MRgFUS bislang in Bonn und Kiel und bald auch in Kassel

Weltweite Daten zeigen, dass bislang ca. 4.000 Patienten mit diesem Verfahren behandelt worden sind.

Deutschlandweit gibt es aktuell 2 Zentren – Bonn, wo seit Mitte 2018 MRgFUS eingesetzt wird, und Kiel, das seit 2021 Tremor-Patienten mit Ultraschall behandelt. In Kürze wird Kassel als 3. Zentrum dazu kommen, berichtete Paschen. Er schätzt, dass deutschlandweit bislang knapp 400 Patienten mit fokussiertem Ultraschall behandelt worden sind.

Ob sich der MRgFUS auch bei vorausgegangenem Schlaganfall mit essenziellem Tremor als Spätfolge eignet, dazu gebe es leider noch keine Daten, sagt Paschen. „Im Einzelfall, als individueller Heilversuch kann der fokussierte Ultraschall sinnvoll sein.“

Seit Anfang August 2021 übernimmt die Barmer Krankenkasse die Kosten für die MRgFUS: „Wir sind sehr stolz darauf, unseren Versicherten als erste Krankenkasse diese neue und schonende Therapieoption anbieten zu können“, sagte Dr. Bernd Hillebrandt, Landesgeschäftsführer der Barmer in Schleswig-Holstein.

Wie Paschen erklärt, tastet man sich beim MRgFUS Schritt für Schritt vor und prüft mit einer Testerwärmung (unterhalb von 50 Grad C und umkehrbar), ob der Tremor bei dem während des Eingriffs wachen Patienten abnimmt. „Wo der ideale Zielpunkt ist, können wir durch MR-kontrollierte Energiesteigerung bei der Behandlung gefahrlos testen“, erklärte Prof. Dr. Ullrich Wüllner, Leiter der Sektion Bewegungsstörungen an der Klinik für Neurologie des Universitätsklinikum Bonn.
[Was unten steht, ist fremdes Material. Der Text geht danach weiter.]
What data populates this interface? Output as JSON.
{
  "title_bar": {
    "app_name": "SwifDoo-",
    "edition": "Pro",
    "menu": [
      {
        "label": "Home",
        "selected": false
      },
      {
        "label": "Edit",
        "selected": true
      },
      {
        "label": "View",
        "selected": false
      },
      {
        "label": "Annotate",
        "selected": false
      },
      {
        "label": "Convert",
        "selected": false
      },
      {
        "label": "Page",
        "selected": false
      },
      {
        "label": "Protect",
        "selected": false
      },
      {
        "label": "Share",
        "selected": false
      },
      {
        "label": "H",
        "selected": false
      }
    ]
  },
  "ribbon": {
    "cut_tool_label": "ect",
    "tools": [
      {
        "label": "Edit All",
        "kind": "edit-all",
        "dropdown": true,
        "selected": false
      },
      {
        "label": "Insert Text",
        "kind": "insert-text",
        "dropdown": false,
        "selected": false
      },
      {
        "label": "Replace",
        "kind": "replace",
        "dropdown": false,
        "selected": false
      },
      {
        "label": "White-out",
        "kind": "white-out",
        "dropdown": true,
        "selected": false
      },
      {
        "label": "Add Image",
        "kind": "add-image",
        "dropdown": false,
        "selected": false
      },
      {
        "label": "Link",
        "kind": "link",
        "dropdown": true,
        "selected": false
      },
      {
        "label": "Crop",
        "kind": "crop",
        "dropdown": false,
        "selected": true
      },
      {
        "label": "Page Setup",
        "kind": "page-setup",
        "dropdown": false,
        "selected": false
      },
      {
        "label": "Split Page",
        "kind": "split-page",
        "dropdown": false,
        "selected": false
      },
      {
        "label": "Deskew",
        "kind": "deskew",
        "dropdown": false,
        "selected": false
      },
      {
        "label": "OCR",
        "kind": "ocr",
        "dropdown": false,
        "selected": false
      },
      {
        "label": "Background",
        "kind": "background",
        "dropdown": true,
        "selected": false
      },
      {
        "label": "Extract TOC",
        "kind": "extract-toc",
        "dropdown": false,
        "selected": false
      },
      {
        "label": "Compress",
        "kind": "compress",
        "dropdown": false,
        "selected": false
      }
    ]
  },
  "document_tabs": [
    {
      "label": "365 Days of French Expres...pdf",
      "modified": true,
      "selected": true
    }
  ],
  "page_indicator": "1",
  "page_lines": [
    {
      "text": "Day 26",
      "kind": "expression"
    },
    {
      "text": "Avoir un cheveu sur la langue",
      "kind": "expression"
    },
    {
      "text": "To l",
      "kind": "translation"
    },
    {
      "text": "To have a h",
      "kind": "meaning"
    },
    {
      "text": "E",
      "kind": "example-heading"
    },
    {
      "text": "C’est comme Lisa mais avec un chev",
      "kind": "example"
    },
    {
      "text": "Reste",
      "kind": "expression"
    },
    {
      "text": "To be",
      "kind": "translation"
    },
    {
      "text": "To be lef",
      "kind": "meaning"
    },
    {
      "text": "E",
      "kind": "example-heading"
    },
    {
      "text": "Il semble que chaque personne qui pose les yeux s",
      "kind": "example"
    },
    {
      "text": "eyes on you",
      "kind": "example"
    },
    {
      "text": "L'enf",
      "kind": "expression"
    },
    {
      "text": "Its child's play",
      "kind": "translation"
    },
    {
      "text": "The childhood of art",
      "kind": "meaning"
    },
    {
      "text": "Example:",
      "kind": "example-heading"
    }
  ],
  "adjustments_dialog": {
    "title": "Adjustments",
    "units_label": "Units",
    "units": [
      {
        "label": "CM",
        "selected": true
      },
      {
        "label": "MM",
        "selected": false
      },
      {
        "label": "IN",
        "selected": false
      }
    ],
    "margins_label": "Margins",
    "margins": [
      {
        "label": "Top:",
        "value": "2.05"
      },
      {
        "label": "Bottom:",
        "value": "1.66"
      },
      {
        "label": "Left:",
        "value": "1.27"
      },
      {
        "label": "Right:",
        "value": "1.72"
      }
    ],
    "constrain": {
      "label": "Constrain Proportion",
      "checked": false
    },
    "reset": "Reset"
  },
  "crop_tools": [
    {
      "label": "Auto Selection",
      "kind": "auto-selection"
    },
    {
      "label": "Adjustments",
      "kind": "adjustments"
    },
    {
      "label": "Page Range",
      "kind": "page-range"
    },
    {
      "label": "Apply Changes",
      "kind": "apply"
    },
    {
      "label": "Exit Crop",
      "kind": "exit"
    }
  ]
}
Ist auf diese Weise ein Zielpunkt gefunden, wird die Temperatur bis auf etwa 55 bis 60 Grad Celsius gesteigert. „Nur dort wird das Hirngewebe zerstört und so inaktiviert. Dabei ist die Präzision dank MR-Kontrolle sehr hoch“, sagte Prof. Dr. Hans Schild, Direktor der Klinik für Radiologie am Universitätsklinikum Bonn. In 25 Jahren Neurologie habe er noch nicht erlebt, wie eine so starke Bewegungsstörung so deutlich gebessert werden könne, meinte Wüllner.

Der Gemeinsame Bundesausschuss (G-BA) hat Ende April 2021 die Beratung über eine Richtlinie zur Erprobung des transkranialen Magnetresonanz-gesteuerten fokussierten Ultraschalls (TK-MRgFUS) zur Behandlung von Patienten mit Medikamenten-resistentem essentiellen Tremor, die für eine THS infrage kommen, eingestellt. Der Grund: Ein Erkenntnisgewinn auf ausreichend hohem Evidenzniveau im Rahmen einer Erprobungsstudie sei faktisch unmöglich.